Displaced women collecting millet in South Darfur(Unamid)

In the 13 states surveyed, 31 per cent of households were found food insecure, mainly due to their economic vulnerability. More than half of households were found to have spent at least 75 percent of their household expenditure on food and are unable to create or invest in livelihood assets.

About 58 percent of children between 6 – 59 months lacked diversity in their diets and 77 percent of children aged 6-23 months did not eat enough meals. Overall, only nine per cent of children aged 6-23 months met the minimum acceptable diet criteria.

Millet and sorghum prices soaring in April

Prices of Sudanese sorghum and millet increased in most markets in the country in April, according to the Food and Agriculture Organization (FAO) latest Food Prices Monitoring and Analysis (FPMA) Bulletin. By contrast, prices of wheat grain declined by 10-15 per cent in several markets, including Khartoum, following the recent harvest. Overall, prices of grains were at record or near-record levels in March despite an above-average 2018 harvest, which is estimated at 8.2 million tons, 57 per cent up from 2017 and 47 per cent above the average of the previous five years.

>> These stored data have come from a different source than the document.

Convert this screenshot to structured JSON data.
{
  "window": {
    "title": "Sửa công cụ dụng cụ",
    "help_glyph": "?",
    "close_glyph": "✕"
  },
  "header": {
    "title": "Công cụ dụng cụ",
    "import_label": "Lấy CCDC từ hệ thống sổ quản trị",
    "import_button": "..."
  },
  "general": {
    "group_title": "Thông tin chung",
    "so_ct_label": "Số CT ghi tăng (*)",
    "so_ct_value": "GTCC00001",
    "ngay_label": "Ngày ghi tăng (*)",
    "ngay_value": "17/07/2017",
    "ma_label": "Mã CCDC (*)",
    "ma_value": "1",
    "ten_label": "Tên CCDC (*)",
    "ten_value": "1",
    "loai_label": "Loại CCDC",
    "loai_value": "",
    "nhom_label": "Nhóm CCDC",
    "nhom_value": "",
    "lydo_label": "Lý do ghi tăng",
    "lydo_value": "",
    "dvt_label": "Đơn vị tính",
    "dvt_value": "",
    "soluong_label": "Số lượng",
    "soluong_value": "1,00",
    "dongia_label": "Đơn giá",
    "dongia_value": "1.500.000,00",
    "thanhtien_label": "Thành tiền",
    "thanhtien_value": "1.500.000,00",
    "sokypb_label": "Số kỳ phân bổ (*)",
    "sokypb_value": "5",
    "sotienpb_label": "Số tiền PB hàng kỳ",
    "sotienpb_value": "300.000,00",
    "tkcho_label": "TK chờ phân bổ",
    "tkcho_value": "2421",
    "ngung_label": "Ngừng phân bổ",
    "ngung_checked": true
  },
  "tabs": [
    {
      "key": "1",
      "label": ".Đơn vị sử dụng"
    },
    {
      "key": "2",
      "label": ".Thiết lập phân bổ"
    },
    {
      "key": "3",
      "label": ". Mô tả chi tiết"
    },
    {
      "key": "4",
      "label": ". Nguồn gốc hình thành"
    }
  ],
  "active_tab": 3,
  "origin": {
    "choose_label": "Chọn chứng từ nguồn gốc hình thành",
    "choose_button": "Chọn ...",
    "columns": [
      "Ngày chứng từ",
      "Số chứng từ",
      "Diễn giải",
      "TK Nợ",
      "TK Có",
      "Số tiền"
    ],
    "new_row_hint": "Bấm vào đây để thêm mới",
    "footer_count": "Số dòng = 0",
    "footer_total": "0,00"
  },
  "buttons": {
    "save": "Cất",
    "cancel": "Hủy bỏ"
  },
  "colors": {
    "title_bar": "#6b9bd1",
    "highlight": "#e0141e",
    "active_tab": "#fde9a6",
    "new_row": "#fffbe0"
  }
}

The exceptionally high level of prices is the result of the significant depreciation of the local currency, which continues to lose value in the parallel market, fuel shortages and soaring prices of agricultural inputs have inflated production and transport costs. Despite the good output last year, market availability is low, with traders reportedly storing their agricultural produce, regarded as a more reliable form of savings compared to the weakening currency. Political uncertainty and heightened social unrest since March exerted further inflationary pressure on prices.